I also wonder if Coetzee can do more here than you currently ask him to do. I've not been back to the novel Elizabeth Costello in some time, but my memory is that Coetzee works the full novelistic irony-machine around, against, and in support of her animal rights lectures. But for me Coetzee's most searing depiction of the human relation to animal suffering comes in the last image of Disgrace, in which the narrator "gives up" on a dog in the animal shelter in which he works. The language -- "Yes, I am giving him up" -- has haunted me since I first read the novel. Can you work your critical animal studies magic and explain it to me?

medievalkarl said...

Hi Steve, thanks for your comment. I have to confess that I've avoided DISGRACE, which strikes me as rather perverse as an animal studies person (it's canonical!). I've been going off the Coetzee collection with Costello and commentary by Singer et al, which manages to do the postmodern narrative thing with philosophical commentary, some of it narrative (like Singer's) and some not as postmodernly sophisticated as Coetzee's (like Singer's). In an earlier draft of the section, I had a long, unfortunate clause about Costello, Coetzee, and postmodern mediation, which I deleted, beecause the Costello line Lacapra's going after is basically a sentiment one can find lots of places (there's even an animal rights book called ETERNAL TREBLINKA, which I've not read, but if it's anything like the misguided and sloppy DREADED COMPARISON [reading animal rights via slavery], yikes, no thanks).

So! It's a bit of cheap shot for me, maybe, and less so for Lacapra, because he's going after canonical figures, but the Costello is there not because she's complicated, or postmodern, but because the attitude -- "identification was what was lacking" -- is so common. She's there as a representative figure rather than an occasion for analysis in herself, if that makes sense.

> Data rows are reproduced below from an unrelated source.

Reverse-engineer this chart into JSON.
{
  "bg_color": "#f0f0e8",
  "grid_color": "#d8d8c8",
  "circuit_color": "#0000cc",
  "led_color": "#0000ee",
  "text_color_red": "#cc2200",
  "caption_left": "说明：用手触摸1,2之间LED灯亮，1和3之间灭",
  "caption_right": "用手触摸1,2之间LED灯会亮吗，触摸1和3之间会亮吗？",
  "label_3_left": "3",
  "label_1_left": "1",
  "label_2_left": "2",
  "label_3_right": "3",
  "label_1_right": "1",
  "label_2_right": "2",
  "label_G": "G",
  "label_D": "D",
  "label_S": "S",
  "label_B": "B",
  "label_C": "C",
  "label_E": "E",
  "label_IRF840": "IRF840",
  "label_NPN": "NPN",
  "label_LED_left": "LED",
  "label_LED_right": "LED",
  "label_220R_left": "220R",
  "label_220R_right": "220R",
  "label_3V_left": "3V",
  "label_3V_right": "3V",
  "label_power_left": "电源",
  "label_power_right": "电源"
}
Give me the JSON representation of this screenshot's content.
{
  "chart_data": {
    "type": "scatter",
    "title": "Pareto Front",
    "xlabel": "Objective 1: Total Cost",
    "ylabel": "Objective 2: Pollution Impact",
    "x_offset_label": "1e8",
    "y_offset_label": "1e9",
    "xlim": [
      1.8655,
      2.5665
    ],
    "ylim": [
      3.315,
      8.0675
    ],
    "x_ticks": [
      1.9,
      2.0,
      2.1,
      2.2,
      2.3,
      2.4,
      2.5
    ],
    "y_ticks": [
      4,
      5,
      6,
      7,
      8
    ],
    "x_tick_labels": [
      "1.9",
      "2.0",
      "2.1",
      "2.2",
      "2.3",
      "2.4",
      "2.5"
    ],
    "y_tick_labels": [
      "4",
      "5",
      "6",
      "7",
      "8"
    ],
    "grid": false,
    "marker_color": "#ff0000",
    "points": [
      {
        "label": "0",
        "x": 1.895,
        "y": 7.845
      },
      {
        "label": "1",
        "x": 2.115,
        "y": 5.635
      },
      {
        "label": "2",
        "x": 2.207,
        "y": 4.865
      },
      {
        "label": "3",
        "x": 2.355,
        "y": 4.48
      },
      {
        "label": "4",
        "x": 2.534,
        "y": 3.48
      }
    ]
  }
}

Now, in re: first paragraph - politics can have the goal of redressing suffering, though what comes to mind is Upton Sinclair's famous complaint about reaction to The Jungle ("I aimed for the public's heart, and by accident I hit it in the stomach"). I think folks, including me, have tended to think that revealing suffering leads to identification, empathy, and the desire to end it because:
1. it's a logically compelling argument. the pieces just fit
2. we're (you and me and maybe Jeffrey, but I dunno, man) basically good people, and we certainly wouldn't respond sadistically.
But people do, and I think that has to be acknowledged. Hoping the thing I'm working on right now can explain how this works a bit more.